With the dedicated endpoints for controller connections, upon startup a broker will use the "control.plane.listener.name" to look up the corresponding endpoint in the listeners list for binding. For instance, in the example given above, the broker will derive the dedicated endpoint to be "CONTROLLER://192.1.1.8:9091". Then it will have a new dedicated acceptor that binds to this endpoint, and listens for controller connections. When a connection is received, the socket will be given to a dedicated control plane processor thread (network thread). The dedicated processor thread reads controller requests from the socket and enqueues them to a new dedicated control plane request queue, whose capacity is 20 [2]. On the other side of the controller request queue, a dedicated control plane request handler thread will take requests out, and handles them in the same way as being done today. In summary, we are 1) adding a dedicated acceptor, 2) pinning one processor thread, 3) adding a new request queue, and 4) pinning one request handler thread for controller connections and requests. The two new threads are exclusively for requests from the controller and do not handle data plane requests.
The metrics
kafka.network:name=ControlPlaneRequestQueueSize,type=RequestChannel
kafka.network:name=ControlPlaneResponseQueueSize,type=RequestChannel
will be added to monitor the size of the new control plane request and response queues. Another two new metrics
kafka.network:name=ControlPlaneNetworkProcessorIdlePercent,type=SocketServer
kafka.server:name=ControlPlaneRequestHandlerIdlePercent,type=KafkaRequestHandlerPool
will be added to monitor the idle ratio of the new control plane network thread, and control plane request handler thread respectively.

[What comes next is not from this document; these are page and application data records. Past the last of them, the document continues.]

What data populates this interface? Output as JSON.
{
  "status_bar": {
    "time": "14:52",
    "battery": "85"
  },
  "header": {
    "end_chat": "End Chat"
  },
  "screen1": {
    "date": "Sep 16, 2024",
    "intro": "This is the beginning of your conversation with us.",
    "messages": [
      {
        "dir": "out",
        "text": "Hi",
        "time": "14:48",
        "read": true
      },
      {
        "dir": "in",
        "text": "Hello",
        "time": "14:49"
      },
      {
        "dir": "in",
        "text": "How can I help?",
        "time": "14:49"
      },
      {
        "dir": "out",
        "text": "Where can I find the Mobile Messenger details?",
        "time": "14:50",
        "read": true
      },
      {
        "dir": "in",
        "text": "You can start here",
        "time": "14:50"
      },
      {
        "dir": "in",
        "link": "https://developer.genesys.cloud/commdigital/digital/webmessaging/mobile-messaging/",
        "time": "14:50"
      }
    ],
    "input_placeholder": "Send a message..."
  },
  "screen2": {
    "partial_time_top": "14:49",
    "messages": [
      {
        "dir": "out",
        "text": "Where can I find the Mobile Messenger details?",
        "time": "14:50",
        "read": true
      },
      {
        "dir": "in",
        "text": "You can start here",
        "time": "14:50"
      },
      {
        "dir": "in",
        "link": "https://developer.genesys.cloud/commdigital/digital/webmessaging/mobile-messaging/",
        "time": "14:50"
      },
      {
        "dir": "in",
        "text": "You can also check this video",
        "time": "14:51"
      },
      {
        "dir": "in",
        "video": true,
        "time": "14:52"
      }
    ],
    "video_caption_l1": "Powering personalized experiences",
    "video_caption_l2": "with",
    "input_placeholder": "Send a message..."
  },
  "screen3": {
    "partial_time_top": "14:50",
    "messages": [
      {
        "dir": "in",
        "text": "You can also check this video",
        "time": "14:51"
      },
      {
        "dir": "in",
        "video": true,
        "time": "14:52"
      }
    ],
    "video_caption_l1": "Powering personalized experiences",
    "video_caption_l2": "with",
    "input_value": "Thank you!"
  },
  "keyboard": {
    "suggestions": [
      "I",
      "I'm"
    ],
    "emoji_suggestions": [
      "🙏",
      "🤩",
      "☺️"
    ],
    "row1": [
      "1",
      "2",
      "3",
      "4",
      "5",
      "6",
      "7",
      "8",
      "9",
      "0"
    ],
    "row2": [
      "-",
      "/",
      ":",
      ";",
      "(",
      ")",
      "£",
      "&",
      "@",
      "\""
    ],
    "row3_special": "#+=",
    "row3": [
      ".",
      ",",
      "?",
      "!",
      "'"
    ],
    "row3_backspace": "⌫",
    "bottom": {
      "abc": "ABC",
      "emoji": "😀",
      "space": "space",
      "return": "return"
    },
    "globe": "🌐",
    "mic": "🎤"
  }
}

Finally as a special case, if the "control.plane.listener.name" config is not set, then there is no way to tell the dedicated endpoint for controller. Hence there will be no dedicated acceptor, network processor, or request handler threads. The behavior should be exactly same as the current implementation.
Compatibility, Deprecation, and Migration Plan
[1] There is another type of Controller request, which is the StopReplica request. Topic deletion uses the StopReplica request with the field deletePartitions set to true, hence delayed processing of such StopReplica requests can degrade the performance of the Topic deletion process. Whether topic deletion is more important than client requests may vary under different settings, and when topic deletion is more important, it'll be better to prioritize the StopReplica requests over data requests.

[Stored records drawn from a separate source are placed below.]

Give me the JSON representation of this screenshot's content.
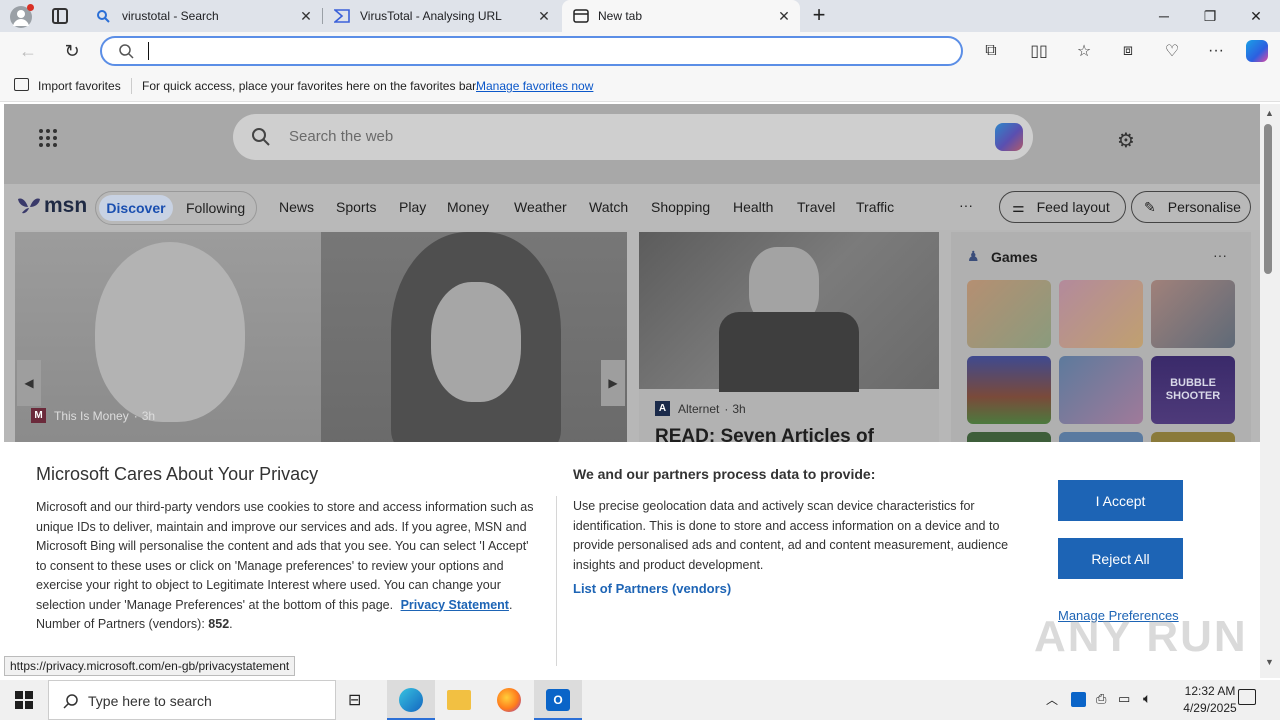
{
  "browser": {
    "tabs": [
      {
        "title": "virustotal - Search"
      },
      {
        "title": "VirusTotal - Analysing URL"
      },
      {
        "title": "New tab"
      }
    ],
    "address_value": "",
    "favorites_bar": {
      "import_label": "Import favorites",
      "message": "For quick access, place your favorites here on the favorites bar.",
      "manage_link": "Manage favorites now"
    }
  },
  "msn": {
    "search_placeholder": "Search the web",
    "logo_text": "msn",
    "tabs": [
      "Discover",
      "Following"
    ],
    "nav": [
      "News",
      "Sports",
      "Play",
      "Money",
      "Weather",
      "Watch",
      "Shopping",
      "Health",
      "Travel",
      "Traffic"
    ],
    "more": "···",
    "feed_layout": "Feed layout",
    "personalise": "Personalise",
    "card1": {
      "source": "This Is Money",
      "time": "3h"
    },
    "card2": {
      "source": "Alternet",
      "time": "3h",
      "headline": "READ: Seven Articles of"
    },
    "games": {
      "title": "Games",
      "more": "···",
      "tile_text": "BUBBLE SHOOTER"
    }
  },
  "privacy": {
    "title": "Microsoft Cares About Your Privacy",
    "body": "Microsoft and our third-party vendors use cookies to store and access information such as unique IDs to deliver, maintain and improve our services and ads. If you agree, MSN and Microsoft Bing will personalise the content and ads that you see. You can select 'I Accept' to consent to these uses or click on 'Manage preferences' to review your options and exercise your right to object to Legitimate Interest where used.  You can change your selection under 'Manage Preferences' at the bottom of this page.",
    "privacy_link": "Privacy Statement",
    "partners_label": "Number of Partners (vendors):",
    "partners_count": "852",
    "right_title": "We and our partners process data to provide:",
    "right_body": "Use precise geolocation data and actively scan device characteristics for identification. This is done to store and access information on a device and to provide personalised ads and content, ad and content measurement, audience insights and product development.",
    "partners_link": "List of Partners (vendors)",
    "accept": "I Accept",
    "reject": "Reject All",
    "manage": "Manage Preferences"
  },
  "status_url": "https://privacy.microsoft.com/en-gb/privacystatement",
  "watermark": "ANY RUN",
  "taskbar": {
    "search_placeholder": "Type here to search",
    "time": "12:32 AM",
    "date": "4/29/2025"
  }
}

[2] The rationale behind the default value is that currently the max number of inflight requests from controller to broker is hard coded to be 1, meaning a broker should have at most one controller request from a given controller. However, during controller failovers, a broker might receive multiple controller requests from different controllers. Yet we expect it to be rare for the number of controller requests to go above 20.